The present study is certainly not without limitations. Small patient numbers among the histologic subgroups and the retrospective patient accrual are probably the most important limitations. However, as the neoplasms analysed in this study represent truly rare diseases, there is clearly no other way of recruiting such patients for analysis. Thus, the sample sizes appear quite reasonable. A theoretical drawback could be long deep-frozen storage time of serum samples and long shipping times from bedside to laboratory with putative loss of microRNA content. The group of malignant testicular lymphoma was not systematically subdivided, histologically, although several particular subtypes may occur.
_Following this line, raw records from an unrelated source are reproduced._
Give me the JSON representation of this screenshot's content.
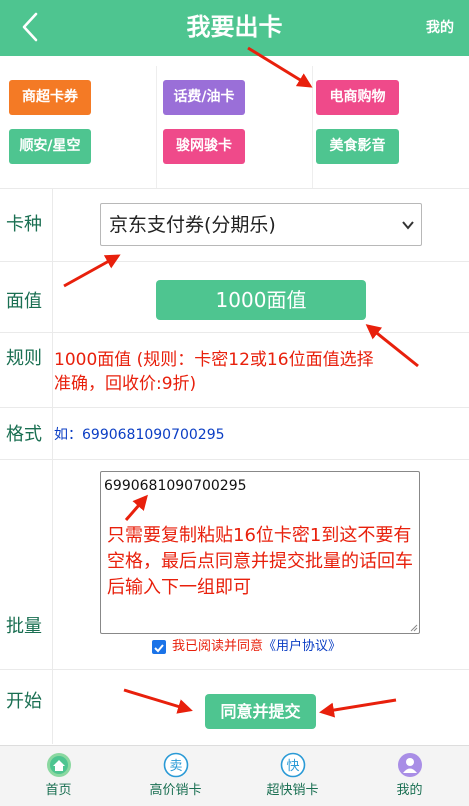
{
  "header": {
    "title": "我要出卡",
    "mine": "我的"
  },
  "categories": [
    {
      "label": "商超卡券",
      "color": "#f47a25"
    },
    {
      "label": "话费/油卡",
      "color": "#9a6fd8"
    },
    {
      "label": "电商购物",
      "color": "#ef4a8a"
    },
    {
      "label": "顺安/星空",
      "color": "#4ec590"
    },
    {
      "label": "骏网骏卡",
      "color": "#ef4a8a"
    },
    {
      "label": "美食影音",
      "color": "#4ec590"
    }
  ],
  "form": {
    "card_type_label": "卡种",
    "card_type_value": "京东支付券(分期乐)",
    "face_value_label": "面值",
    "face_value_button": "1000面值",
    "rules_label": "规则",
    "rules_text": "1000面值    (规则：卡密12或16位面值选择准确，回收价:9折)",
    "format_label": "格式",
    "format_text": "如：6990681090700295",
    "batch_label": "批量",
    "batch_value": "6990681090700295",
    "batch_hint": "只需要复制粘贴16位卡密1到这不要有空格，最后点同意并提交批量的话回车后输入下一组即可",
    "agree_text": "我已阅读并同意",
    "agree_link": "《用户协议》",
    "start_label": "开始",
    "submit_label": "同意并提交"
  },
  "tabbar": [
    {
      "label": "首页",
      "icon": "home-icon",
      "glyph": ""
    },
    {
      "label": "高价销卡",
      "icon": "sell-icon",
      "glyph": "卖"
    },
    {
      "label": "超快销卡",
      "icon": "fast-icon",
      "glyph": "快"
    },
    {
      "label": "我的",
      "icon": "user-icon",
      "glyph": ""
    }
  ],
  "colors": {
    "brand": "#4ec590",
    "label_text": "#1a6f52",
    "alert_red": "#e8200c",
    "link_blue": "#0b3ec4"
  }
}
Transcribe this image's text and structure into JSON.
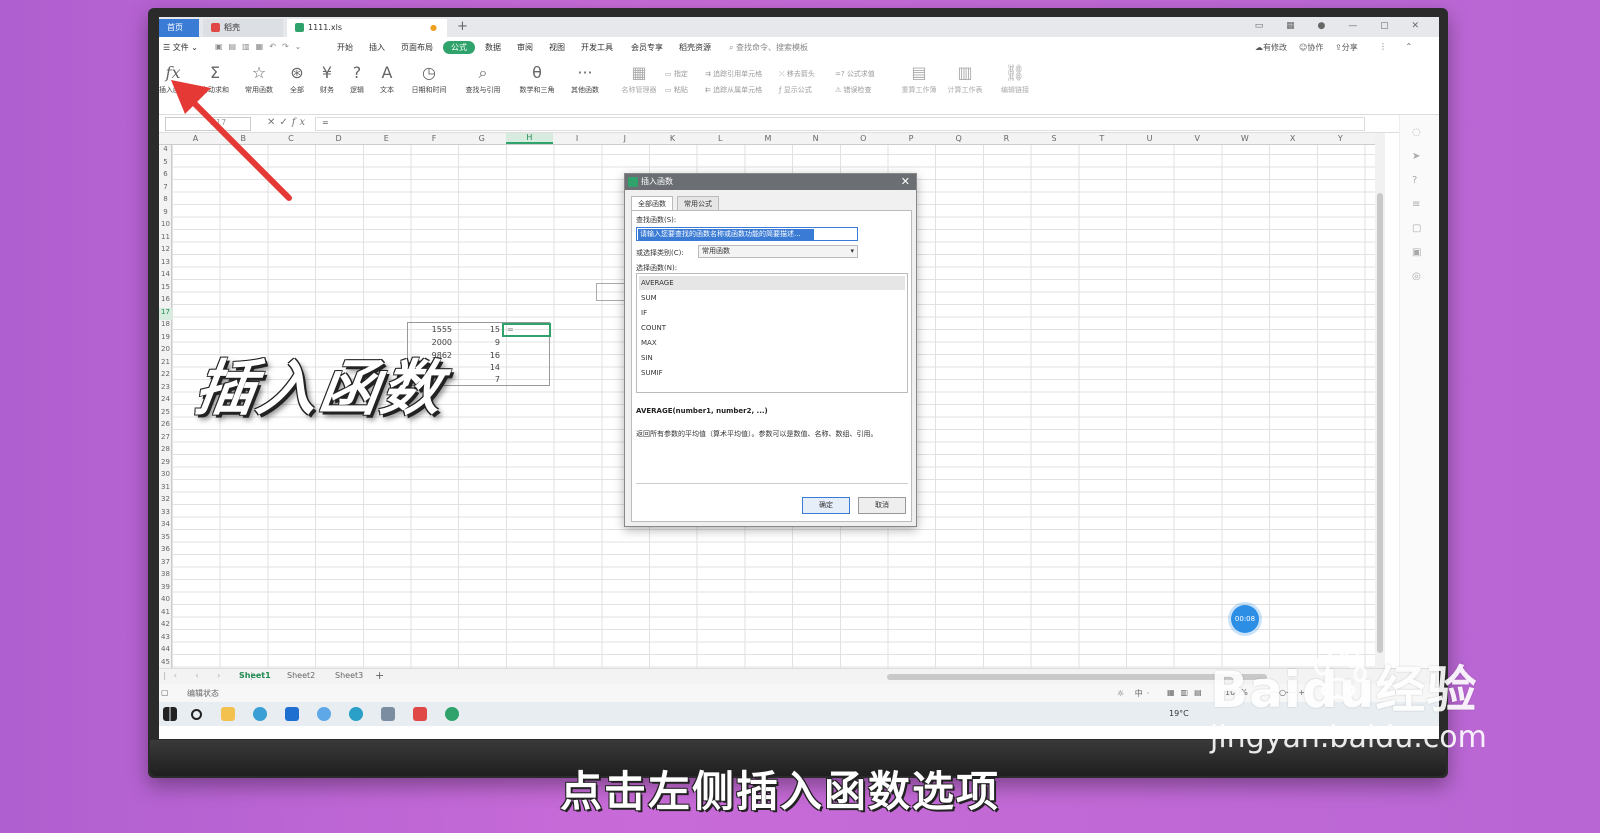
{
  "tabs": {
    "home": "首页",
    "doc2": "稻壳",
    "doc3": "1111.xls"
  },
  "menu": {
    "file": "文件",
    "items": [
      "开始",
      "插入",
      "页面布局",
      "公式",
      "数据",
      "审阅",
      "视图",
      "开发工具",
      "会员专享",
      "稻壳资源"
    ],
    "active": "公式",
    "search": "查找命令、搜索模板",
    "right": [
      "有修改",
      "协作",
      "分享"
    ]
  },
  "ribbon": {
    "buttons": [
      {
        "icon": "fx",
        "label": "插入函数"
      },
      {
        "icon": "Σ",
        "label": "自动求和"
      },
      {
        "icon": "☆",
        "label": "常用函数"
      },
      {
        "icon": "⊛",
        "label": "全部"
      },
      {
        "icon": "¥",
        "label": "财务"
      },
      {
        "icon": "?",
        "label": "逻辑"
      },
      {
        "icon": "A",
        "label": "文本"
      },
      {
        "icon": "◷",
        "label": "日期和时间"
      },
      {
        "icon": "⌕",
        "label": "查找与引用"
      },
      {
        "icon": "θ",
        "label": "数学和三角"
      },
      {
        "icon": "···",
        "label": "其他函数"
      }
    ],
    "dim": [
      {
        "label": "名称管理器"
      },
      {
        "label": "重算工作簿"
      },
      {
        "label": "计算工作表"
      },
      {
        "label": "编辑链接"
      }
    ],
    "small": [
      "指定",
      "粘贴",
      "追踪引用单元格",
      "追踪从属单元格",
      "移去箭头",
      "显示公式",
      "公式求值",
      "错误检查"
    ]
  },
  "formula": {
    "namebox": "H17",
    "content": "="
  },
  "columns": [
    "A",
    "B",
    "C",
    "D",
    "E",
    "F",
    "G",
    "H",
    "I",
    "J",
    "K",
    "L",
    "M",
    "N",
    "O",
    "P",
    "Q",
    "R",
    "S",
    "T",
    "U",
    "V",
    "W",
    "X",
    "Y"
  ],
  "selected_col": "H",
  "rows": [
    "4",
    "5",
    "6",
    "7",
    "8",
    "9",
    "10",
    "11",
    "12",
    "13",
    "14",
    "15",
    "16",
    "17",
    "18",
    "19",
    "20",
    "21",
    "22",
    "23",
    "24",
    "25",
    "26",
    "27",
    "28",
    "29",
    "30",
    "31",
    "32",
    "33",
    "34",
    "35",
    "36",
    "37",
    "38",
    "39",
    "40",
    "41",
    "42",
    "43",
    "44",
    "45"
  ],
  "selected_row": "17",
  "cells": {
    "f": [
      "1555",
      "2000",
      "9862",
      "",
      ""
    ],
    "g": [
      "15",
      "9",
      "16",
      "14",
      "7"
    ],
    "active": "="
  },
  "sheets": [
    "Sheet1",
    "Sheet2",
    "Sheet3"
  ],
  "status": {
    "mode": "编辑状态",
    "zoom": "100%"
  },
  "taskbar": {
    "temp": "19°C"
  },
  "dialog": {
    "title": "插入函数",
    "tabs": [
      "全部函数",
      "常用公式"
    ],
    "search_label": "查找函数(S):",
    "search_value": "请输入您要查找的函数名称或函数功能的简要描述...",
    "category_label": "或选择类别(C):",
    "category_value": "常用函数",
    "list_label": "选择函数(N):",
    "functions": [
      "AVERAGE",
      "SUM",
      "IF",
      "COUNT",
      "MAX",
      "SIN",
      "SUMIF"
    ],
    "selected": "AVERAGE",
    "signature": "AVERAGE(number1, number2, ...)",
    "description": "返回所有参数的平均值（算术平均值）。参数可以是数值、名称、数组、引用。",
    "ok": "确定",
    "cancel": "取消"
  },
  "timer": "00:08",
  "overlay": {
    "title": "插入函数",
    "subtitle": "点击左侧插入函数选项"
  },
  "watermark": {
    "brand": "Baidu经验",
    "url": "jingyan.baidu.com"
  },
  "colors": {
    "accent": "#2fa36b",
    "blue": "#3a7bd5",
    "arrow": "#e53935"
  }
}
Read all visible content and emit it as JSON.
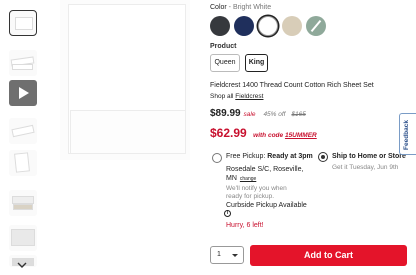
{
  "color": {
    "label": "Color",
    "separator": " - ",
    "value": "Bright White"
  },
  "swatches": [
    {
      "name": "Black",
      "hex": "#36393d"
    },
    {
      "name": "Navy",
      "hex": "#1f2f5c"
    },
    {
      "name": "Bright White",
      "hex": "#ffffff",
      "selected": true
    },
    {
      "name": "Linen",
      "hex": "#d8cdb8"
    },
    {
      "name": "Sage Stripe",
      "hex": "#8fa99a"
    }
  ],
  "product": {
    "label": "Product",
    "options": [
      {
        "label": "Queen",
        "selected": false
      },
      {
        "label": "King",
        "selected": true
      }
    ]
  },
  "title": "Fieldcrest 1400 Thread Count Cotton Rich Sheet Set",
  "shop_all": {
    "prefix": "Shop all ",
    "link": "Fieldcrest"
  },
  "pricing": {
    "price": "$89.99",
    "sale_label": "sale",
    "off_label": "45% off",
    "original": "$165",
    "code_price": "$62.99",
    "code_prefix": "with code",
    "code": "15UMMER"
  },
  "pickup": {
    "free_pickup_label": "Free Pickup:",
    "ready_text": "Ready at 3pm",
    "store_line1": "Rosedale S/C, Roseville,",
    "store_line2": "MN",
    "change": "change",
    "notify_line1": "We'll notify you when",
    "notify_line2": "ready for pickup.",
    "curbside": "Curbside Pickup Available",
    "hurry": "Hurry, 6 left!"
  },
  "ship": {
    "label": "Ship to Home or Store",
    "eta": "Get it Tuesday, Jun 9th",
    "selected": true
  },
  "quantity": "1",
  "add_to_cart": "Add to Cart",
  "feedback": "Feedback"
}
It remains thus unknown if the outliers in the lymphoma group belong to specific histologic subtypes.

Conclusions

Non-germ cell tumours of the testis have very low to zero expression of M371 in serum. The present study confirms that the expression of this miR is highly specific for germ cell neoplasms but not for testicular tumours in general. This result might be of value clinically, as in incidentally detected small testicular neoplasms, a negative M371 test could support the diagnosis of a benign non-germ cell tumour and thus facilitate clinical decision-making in favor of conservative surgery or surveillance of small testicular tumours.